Libya signed contracts with French firms for military equipment on Thursday, the first arms deals with a Western country since the 2004 lifting of an international weapons embargo, a Libyan source said.
The contracts were worth a total of 296 million euros ($402 million), said the source. One deal for 168 million euros was for Milan anti-tank missiles and the other for 128 million euros was for communications systems.
The contract for the Tetra communication system was signed with EADS, jointly controlled by French and German interests, while the missile deal was signed with the MBDA company, the missiles affiliate of EADS, the source said.
The Milan is a portable, medium-range anti-tank weapon.
On Wednesday, the son of Libyan leader Muammar Gaddafi was quoted as saying by French newspaper Le Monde that France had agreed to sell anti-tank missiles to Libya as part of a broader military agreement.

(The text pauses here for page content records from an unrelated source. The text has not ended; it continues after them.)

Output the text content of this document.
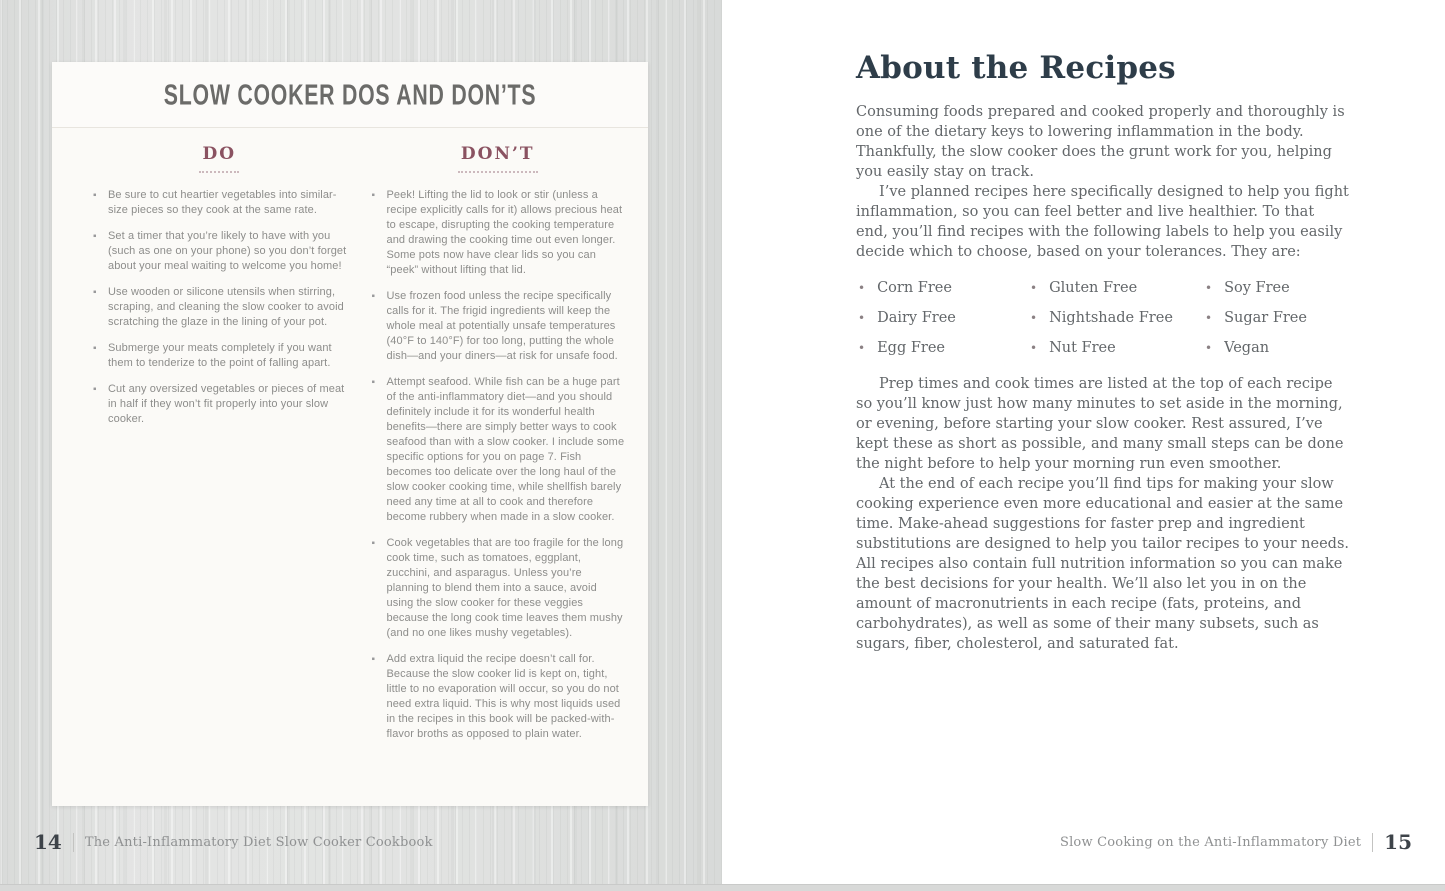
SLOW COOKER DOS AND DON’TS
DO
▪
Be sure to cut heartier vegetables into similar-size pieces so they cook at the same rate.
▪
Set a timer that you’re likely to have with you (such as one on your phone) so you don’t forget about your meal waiting to welcome you home!
▪
Use wooden or silicone utensils when stirring, scraping, and cleaning the slow cooker to avoid scratching the glaze in the lining of your pot.
▪
Submerge your meats completely if you want them to tenderize to the point of falling apart.
▪
Cut any oversized vegetables or pieces of meat in half if they won’t fit properly into your slow cooker.
DON’T
▪
Peek! Lifting the lid to look or stir (unless a recipe explicitly calls for it) allows precious heat to escape, disrupting the cooking temperature and drawing the cooking time out even longer. Some pots now have clear lids so you can “peek” without lifting that lid.
▪
Use frozen food unless the recipe specifically calls for it. The frigid ingredients will keep the whole meal at potentially unsafe temperatures (40°F to 140°F) for too long, putting the whole dish—and your diners—at risk for unsafe food.
▪
Attempt seafood. While fish can be a huge part of the anti-inflammatory diet—and you should definitely include it for its wonderful health benefits—there are simply better ways to cook seafood than with a slow cooker. I include some specific options for you on page 7. Fish becomes too delicate over the long haul of the slow cooker cooking time, while shellfish barely need any time at all to cook and therefore become rubbery when made in a slow cooker.
▪
Cook vegetables that are too fragile for the long cook time, such as tomatoes, eggplant, zucchini, and asparagus. Unless you’re planning to blend them into a sauce, avoid using the slow cooker for these veggies because the long cook time leaves them mushy (and no one likes mushy vegetables).
▪
Add extra liquid the recipe doesn’t call for. Because the slow cooker lid is kept on, tight, little to no evaporation will occur, so you do not need extra liquid. This is why most liquids used in the recipes in this book will be packed-with-flavor broths as opposed to plain water.
14 The Anti-Inflammatory Diet Slow Cooker Cookbook
About the Recipes

Consuming foods prepared and cooked properly and thoroughly is one of the dietary keys to lowering inflammation in the body. Thankfully, the slow cooker does the grunt work for you, helping you easily stay on track.

I’ve planned recipes here specifically designed to help you fight inflammation, so you can feel better and live healthier. To that end, you’ll find recipes with the following labels to help you easily decide which to choose, based on your tolerances. They are:

•
Corn Free •	Gluten Free •	Soy Free
•
Dairy Free •	Nightshade Free •	Sugar Free
•
Egg Free •	Nut Free •	Vegan

Prep times and cook times are listed at the top of each recipe so you’ll know just how many minutes to set aside in the morning, or evening, before starting your slow cooker. Rest assured, I’ve kept these as short as possible, and many small steps can be done the night before to help your morning run even smoother.

At the end of each recipe you’ll find tips for making your slow cooking experience even more educational and easier at the same time. Make-ahead suggestions for faster prep and ingredient substitutions are designed to help you tailor recipes to your needs. All recipes also contain full nutrition information so you can make the best decisions for your health. We’ll also let you in on the amount of macronutrients in each recipe (fats, proteins, and carbohydrates), as well as some of their many subsets, such as sugars, fiber, cholesterol, and saturated fat.

Slow Cooking on the Anti-Inflammatory Diet 15
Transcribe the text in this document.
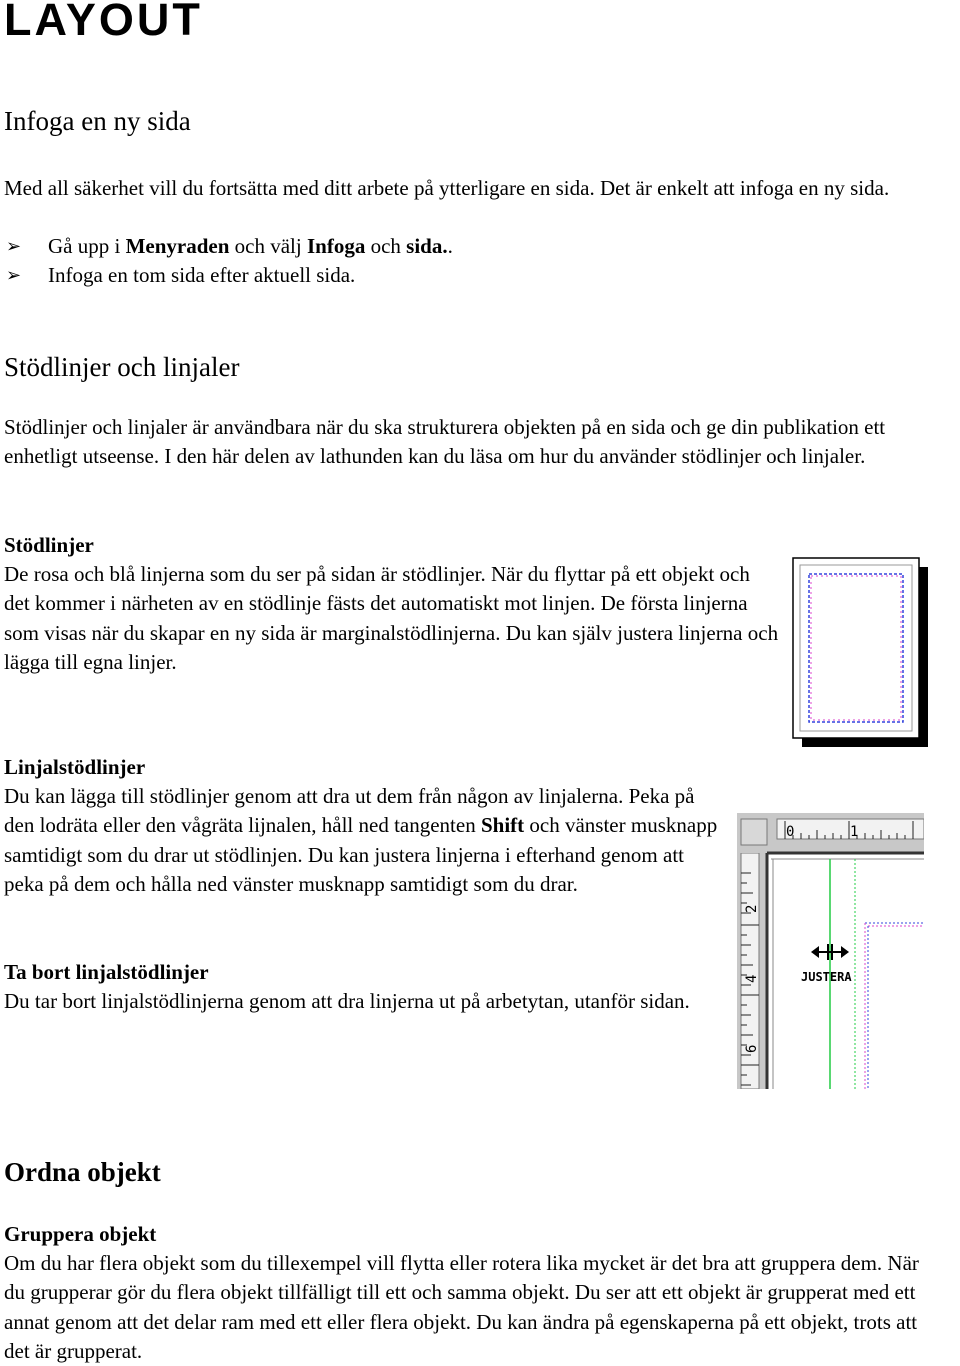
LAYOUT
Infoga en ny sida

Med all säkerhet vill du fortsätta med ditt arbete på ytterligare en sida. Det är enkelt att infoga en ny sida.

➢ Gå upp i Menyraden och välj Infoga och sida..
➢ Infoga en tom sida efter aktuell sida.
Stödlinjer och linjaler

Stödlinjer och linjaler är användbara när du ska strukturera objekten på en sida och ge din publikation ett enhetligt utseense. I den här delen av lathunden kan du läsa om hur du använder stödlinjer och linjaler.

Stödlinjer

De rosa och blå linjerna som du ser på sidan är stödlinjer. När du flyttar på ett objekt och det kommer i närheten av en stödlinje fästs det automatiskt mot linjen. De första linjerna som visas när du skapar en ny sida är marginalstödlinjerna. Du kan själv justera linjerna och lägga till egna linjer.

Linjalstödlinjer

Du kan lägga till stödlinjer genom att dra ut dem från någon av linjalerna. Peka på den lodräta eller den vågräta lijnalen, håll ned tangenten Shift och vänster musknapp samtidigt som du drar ut stödlinjen. Du kan justera linjerna i efterhand genom att peka på dem och hålla ned vänster musknapp samtidigt som du drar.

Ta bort linjalstödlinjer

Du tar bort linjalstödlinjerna genom att dra linjerna ut på arbetytan, utanför sidan.

0	1
2
4
6
JUSTERA
Ordna objekt
Gruppera objekt

Om du har flera objekt som du tillexempel vill flytta eller rotera lika mycket är det bra att gruppera dem. När du grupperar gör du flera objekt tillfälligt till ett och samma objekt. Du ser att ett objekt är grupperat med ett annat genom att det delar ram med ett eller flera objekt. Du kan ändra på egenskaperna på ett objekt, trots att det är grupperat.
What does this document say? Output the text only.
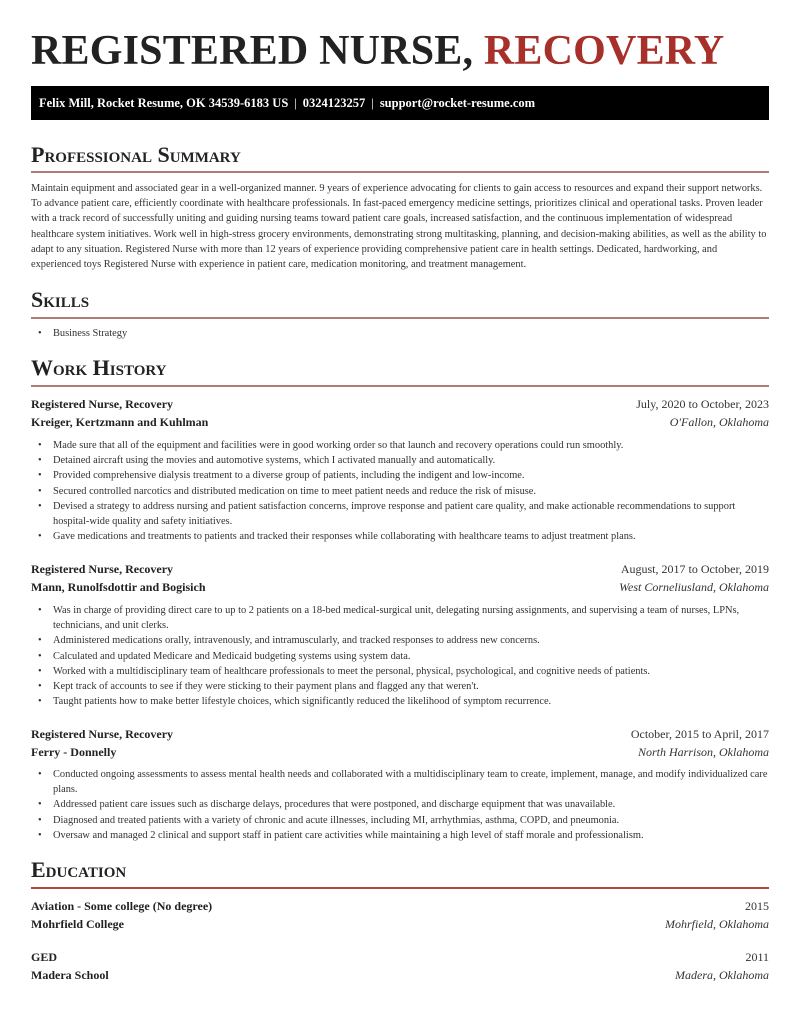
REGISTERED NURSE, RECOVERY
Felix Mill, Rocket Resume, OK 34539-6183 US | 0324123257 | support@rocket-resume.com
Professional Summary

Maintain equipment and associated gear in a well-organized manner. 9 years of experience advocating for clients to gain access to resources and expand their support networks. To advance patient care, efficiently coordinate with healthcare professionals. In fast-paced emergency medicine settings, prioritizes clinical and operational tasks. Proven leader with a track record of successfully uniting and guiding nursing teams toward patient care goals, increased satisfaction, and the continuous implementation of widespread healthcare system initiatives. Work well in high-stress grocery environments, demonstrating strong multitasking, planning, and decision-making abilities, as well as the ability to adapt to any situation. Registered Nurse with more than 12 years of experience providing comprehensive patient care in health settings. Dedicated, hardworking, and experienced toys Registered Nurse with experience in patient care, medication monitoring, and treatment management.

Skills
• Business Strategy
Work History
Registered Nurse, Recovery	July, 2020 to October, 2023
Kreiger, Kertzmann and Kuhlman	O'Fallon, Oklahoma
• Made sure that all of the equipment and facilities were in good working order so that launch and recovery operations could run smoothly.
• Detained aircraft using the movies and automotive systems, which I activated manually and automatically.
• Provided comprehensive dialysis treatment to a diverse group of patients, including the indigent and low-income.
• Secured controlled narcotics and distributed medication on time to meet patient needs and reduce the risk of misuse.
• Devised a strategy to address nursing and patient satisfaction concerns, improve response and patient care quality, and make actionable recommendations to support hospital-wide quality and safety initiatives.
• Gave medications and treatments to patients and tracked their responses while collaborating with healthcare teams to adjust treatment plans.
Registered Nurse, Recovery	August, 2017 to October, 2019
Mann, Runolfsdottir and Bogisich	West Corneliusland, Oklahoma
• Was in charge of providing direct care to up to 2 patients on a 18-bed medical-surgical unit, delegating nursing assignments, and supervising a team of nurses, LPNs, technicians, and unit clerks.
• Administered medications orally, intravenously, and intramuscularly, and tracked responses to address new concerns.
• Calculated and updated Medicare and Medicaid budgeting systems using system data.
• Worked with a multidisciplinary team of healthcare professionals to meet the personal, physical, psychological, and cognitive needs of patients.
• Kept track of accounts to see if they were sticking to their payment plans and flagged any that weren't.
• Taught patients how to make better lifestyle choices, which significantly reduced the likelihood of symptom recurrence.
Registered Nurse, Recovery	October, 2015 to April, 2017
Ferry - Donnelly	North Harrison, Oklahoma
• Conducted ongoing assessments to assess mental health needs and collaborated with a multidisciplinary team to create, implement, manage, and modify individualized care plans.
• Addressed patient care issues such as discharge delays, procedures that were postponed, and discharge equipment that was unavailable.
• Diagnosed and treated patients with a variety of chronic and acute illnesses, including MI, arrhythmias, asthma, COPD, and pneumonia.
• Oversaw and managed 2 clinical and support staff in patient care activities while maintaining a high level of staff morale and professionalism.
Education
Aviation - Some college (No degree)	2015
Mohrfield College	Mohrfield, Oklahoma
GED	2011
Madera School	Madera, Oklahoma
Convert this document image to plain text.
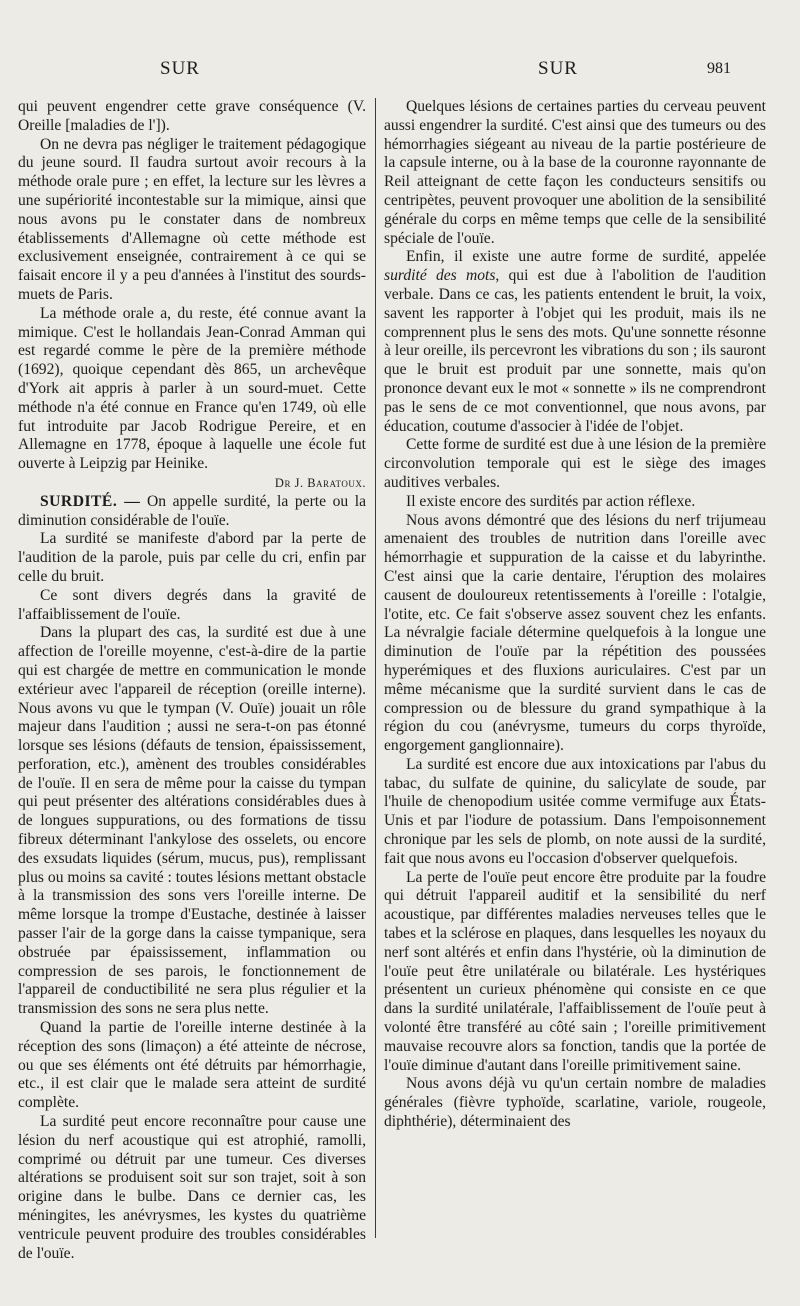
SUR	SUR	981

qui peuvent engendrer cette grave conséquence (V. Oreille [maladies de l']).

On ne devra pas négliger le traitement pédagogique du jeune sourd. Il faudra surtout avoir recours à la méthode orale pure ; en effet, la lecture sur les lèvres a une supériorité incontestable sur la mimique, ainsi que nous avons pu le constater dans de nombreux établissements d'Allemagne où cette méthode est exclusivement enseignée, contrairement à ce qui se faisait encore il y a peu d'années à l'institut des sourds-muets de Paris.

La méthode orale a, du reste, été connue avant la mimique. C'est le hollandais Jean-Conrad Amman qui est regardé comme le père de la première méthode (1692), quoique cependant dès 865, un archevêque d'York ait appris à parler à un sourd-muet. Cette méthode n'a été connue en France qu'en 1749, où elle fut introduite par Jacob Rodrigue Pereire, et en Allemagne en 1778, époque à laquelle une école fut ouverte à Leipzig par Heinike.

Dr J. Baratoux.

SURDITÉ. — On appelle surdité, la perte ou la diminution considérable de l'ouïe.

La surdité se manifeste d'abord par la perte de l'audition de la parole, puis par celle du cri, enfin par celle du bruit.

Ce sont divers degrés dans la gravité de l'affaiblissement de l'ouïe.

Dans la plupart des cas, la surdité est due à une affection de l'oreille moyenne, c'est-à-dire de la partie qui est chargée de mettre en communication le monde extérieur avec l'appareil de réception (oreille interne). Nous avons vu que le tympan (V. Ouïe) jouait un rôle majeur dans l'audition ; aussi ne sera-t-on pas étonné lorsque ses lésions (défauts de tension, épaississement, perforation, etc.), amènent des troubles considérables de l'ouïe. Il en sera de même pour la caisse du tympan qui peut présenter des altérations considérables dues à de longues suppurations, ou des formations de tissu fibreux déterminant l'ankylose des osselets, ou encore des exsudats liquides (sérum, mucus, pus), remplissant plus ou moins sa cavité : toutes lésions mettant obstacle à la transmission des sons vers l'oreille interne. De même lorsque la trompe d'Eustache, destinée à laisser passer l'air de la gorge dans la caisse tympanique, sera obstruée par épaississement, inflammation ou compression de ses parois, le fonctionnement de l'appareil de conductibilité ne sera plus régulier et la transmission des sons ne sera plus nette.

Quand la partie de l'oreille interne destinée à la réception des sons (limaçon) a été atteinte de nécrose, ou que ses éléments ont été détruits par hémorrhagie, etc., il est clair que le malade sera atteint de surdité complète.

La surdité peut encore reconnaître pour cause une lésion du nerf acoustique qui est atrophié, ramolli, comprimé ou détruit par une tumeur. Ces diverses altérations se produisent soit sur son trajet, soit à son origine dans le bulbe. Dans ce dernier cas, les méningites, les anévrysmes, les kystes du quatrième ventricule peuvent produire des troubles considérables de l'ouïe.

Quelques lésions de certaines parties du cerveau peuvent aussi engendrer la surdité. C'est ainsi que des tumeurs ou des hémorrhagies siégeant au niveau de la partie postérieure de la capsule interne, ou à la base de la couronne rayonnante de Reil atteignant de cette façon les conducteurs sensitifs ou centripètes, peuvent provoquer une abolition de la sensibilité générale du corps en même temps que celle de la sensibilité spéciale de l'ouïe.

Enfin, il existe une autre forme de surdité, appelée surdité des mots, qui est due à l'abolition de l'audition verbale. Dans ce cas, les patients entendent le bruit, la voix, savent les rapporter à l'objet qui les produit, mais ils ne comprennent plus le sens des mots. Qu'une sonnette résonne à leur oreille, ils percevront les vibrations du son ; ils sauront que le bruit est produit par une sonnette, mais qu'on prononce devant eux le mot « sonnette » ils ne comprendront pas le sens de ce mot conventionnel, que nous avons, par éducation, coutume d'associer à l'idée de l'objet.

Cette forme de surdité est due à une lésion de la première circonvolution temporale qui est le siège des images auditives verbales.

Il existe encore des surdités par action réflexe.

Nous avons démontré que des lésions du nerf trijumeau amenaient des troubles de nutrition dans l'oreille avec hémorrhagie et suppuration de la caisse et du labyrinthe. C'est ainsi que la carie dentaire, l'éruption des molaires causent de douloureux retentissements à l'oreille : l'otalgie, l'otite, etc. Ce fait s'observe assez souvent chez les enfants. La névralgie faciale détermine quelquefois à la longue une diminution de l'ouïe par la répétition des poussées hyperémiques et des fluxions auriculaires. C'est par un même mécanisme que la surdité survient dans le cas de compression ou de blessure du grand sympathique à la région du cou (anévrysme, tumeurs du corps thyroïde, engorgement ganglionnaire).

La surdité est encore due aux intoxications par l'abus du tabac, du sulfate de quinine, du salicylate de soude, par l'huile de chenopodium usitée comme vermifuge aux États-Unis et par l'iodure de potassium. Dans l'empoisonnement chronique par les sels de plomb, on note aussi de la surdité, fait que nous avons eu l'occasion d'observer quelquefois.

La perte de l'ouïe peut encore être produite par la foudre qui détruit l'appareil auditif et la sensibilité du nerf acoustique, par différentes maladies nerveuses telles que le tabes et la sclérose en plaques, dans lesquelles les noyaux du nerf sont altérés et enfin dans l'hystérie, où la diminution de l'ouïe peut être unilatérale ou bilatérale. Les hystériques présentent un curieux phénomène qui consiste en ce que dans la surdité unilatérale, l'affaiblissement de l'ouïe peut à volonté être transféré au côté sain ; l'oreille primitivement mauvaise recouvre alors sa fonction, tandis que la portée de l'ouïe diminue d'autant dans l'oreille primitivement saine.

Nous avons déjà vu qu'un certain nombre de maladies générales (fièvre typhoïde, scarlatine, variole, rougeole, diphthérie), déterminaient des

French President Nicolas Sarkozy clinched an accord on defence and signed a memorandum of understanding for a nuclear energy deal when he visited Tripoli last week, after helping to free foreign medics imprisoned in Libya.
But he denied on Wednesday the release of the medics was secured by an arms agreement. Answering questions from journalists as to what deal had been offered by France, he said: "None."
The European Union lifted an arms embargo on Libya in October 2004, but Gaddafi's son, Saif al-Islam, said the ban had effectively remained in place, blaming the Germans for putting the brakes on possible deals.
Sarkozy flew to Libya hours after helping to secure the release of six foreign medics held in jail for eight years for allegedly infecting Libyan children with HIV.
Libya started emerging from international isolation in 2003 when it agreed to halt a weapons programme prohibited by the United Nations and pay compensation for the bombing of a U.S. airliner over Scotland in 1988 in which 270 people were killed.